FTSE 250 tech firm Capita’s shares stumbled 14%, as it warned underlying pre-tax profits would rise “modestly in the second half of the year” in its pre-close trading update.
Markets were also spooked by its high leverage ratio with debt standing 2.9 times higher than earnings. However, the firm said it expects leverage to fall between 2 and 2.5 times by the end of 2017.
Though Woodford has aggressively grown his position in the London business process outsourcing firm since mid-2016, owning around 10% in August this year, in recent months he has been steadily dumping his shares, dropping from 40 million to about 20 million.
The stock made the top 30 largest holdings in his £8.13bn equity income fund, accounting for 1.11% of the portfolio at 31 October.

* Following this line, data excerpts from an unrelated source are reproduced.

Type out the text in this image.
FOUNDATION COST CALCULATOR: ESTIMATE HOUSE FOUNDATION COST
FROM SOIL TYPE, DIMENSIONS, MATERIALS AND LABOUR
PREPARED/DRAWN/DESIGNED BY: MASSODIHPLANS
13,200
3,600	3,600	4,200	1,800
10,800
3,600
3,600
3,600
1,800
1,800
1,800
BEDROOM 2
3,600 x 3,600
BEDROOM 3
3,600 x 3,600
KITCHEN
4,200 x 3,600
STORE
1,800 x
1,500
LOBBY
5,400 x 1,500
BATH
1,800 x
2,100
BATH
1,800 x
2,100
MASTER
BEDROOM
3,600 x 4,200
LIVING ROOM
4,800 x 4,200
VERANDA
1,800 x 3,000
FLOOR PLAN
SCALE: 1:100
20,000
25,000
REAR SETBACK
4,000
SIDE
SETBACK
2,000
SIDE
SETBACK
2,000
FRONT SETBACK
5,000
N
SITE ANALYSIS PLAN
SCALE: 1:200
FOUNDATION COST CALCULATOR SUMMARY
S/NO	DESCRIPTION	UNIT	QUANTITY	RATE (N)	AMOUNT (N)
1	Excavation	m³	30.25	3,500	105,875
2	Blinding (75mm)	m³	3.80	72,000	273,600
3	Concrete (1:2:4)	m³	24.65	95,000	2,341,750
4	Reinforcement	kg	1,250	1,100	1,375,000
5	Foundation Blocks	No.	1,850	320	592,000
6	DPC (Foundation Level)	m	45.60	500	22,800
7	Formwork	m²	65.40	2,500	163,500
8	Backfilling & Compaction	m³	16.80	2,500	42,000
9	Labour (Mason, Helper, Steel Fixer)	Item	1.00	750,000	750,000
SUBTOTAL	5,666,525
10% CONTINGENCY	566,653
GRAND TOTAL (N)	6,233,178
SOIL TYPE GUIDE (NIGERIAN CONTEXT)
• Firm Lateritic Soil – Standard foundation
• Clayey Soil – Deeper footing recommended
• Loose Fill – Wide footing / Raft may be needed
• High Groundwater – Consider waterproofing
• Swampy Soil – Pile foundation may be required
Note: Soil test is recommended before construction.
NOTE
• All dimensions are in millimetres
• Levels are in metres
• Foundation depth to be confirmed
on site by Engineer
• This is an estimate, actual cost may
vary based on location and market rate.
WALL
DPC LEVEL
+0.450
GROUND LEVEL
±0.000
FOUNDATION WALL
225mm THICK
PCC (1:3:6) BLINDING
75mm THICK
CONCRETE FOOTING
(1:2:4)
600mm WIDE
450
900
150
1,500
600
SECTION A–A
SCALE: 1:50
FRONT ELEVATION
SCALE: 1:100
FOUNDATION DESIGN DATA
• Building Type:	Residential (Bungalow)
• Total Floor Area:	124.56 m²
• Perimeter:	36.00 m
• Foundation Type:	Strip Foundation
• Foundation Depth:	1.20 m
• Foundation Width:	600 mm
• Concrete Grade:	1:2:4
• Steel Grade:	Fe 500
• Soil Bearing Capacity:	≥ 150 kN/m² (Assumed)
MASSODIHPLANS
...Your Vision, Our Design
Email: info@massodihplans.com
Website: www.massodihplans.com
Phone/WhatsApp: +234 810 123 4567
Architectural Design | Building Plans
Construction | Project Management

Though Capita admitted that “the market for major business process management contracts has remained subdued” throughout the year, it confirmed it had secured a seven-year contract with the cabinet office to administer the Royal Mail Statutory Pension Scheme and has a bid pipeline worth £2.5bn.
However, it noted that these bids are unlikely to impact profits in 2018 but stressed they are “expected to create value for shareholders over their lifetime”.
Meanwhile, a lesser known Woodford-owned firm, Synairgen saw its shares take off Thursday morning.
After giving Pharmaxis total responsibility for its fibrosis treatment programme in exchange for £5m, the drug manufacturer became one of the top risers of the London Stock Exchange and saw its market cap swell to £18m.
The price per share leapt from 11p the previous close to 15p in the span of a few hours, up nearly 35%. However, its shares are only up 12% year-to-date after suffering a steep drop in price in April.
Woodford is the largest shareholder with a 23.1% stake in the business, according to the firm’s own website.
Ocado
Online supermarket Ocado, which has been given traditional brands like Sainsbury’s and Tesco a run for their money, also released a trading statement today reporting double-digit revenue growth and an uptick in orders to its site.
In the 14 weeks to 3 December 2017, retail revenue, which includes revenues from its other wholesale partnerships like Fabled and Fetch, grew 11.6% from £334.8m to £373.8m year-on-year.
The number of average orders per week was also around 11% higher with 280,000 orders placed versus 252,000 per week last year.
Average order size was marginally higher at £106.11 compared with £105.83.
Its shares were up some 3% to £3.50 per share, higher than they have been trading for most of the year.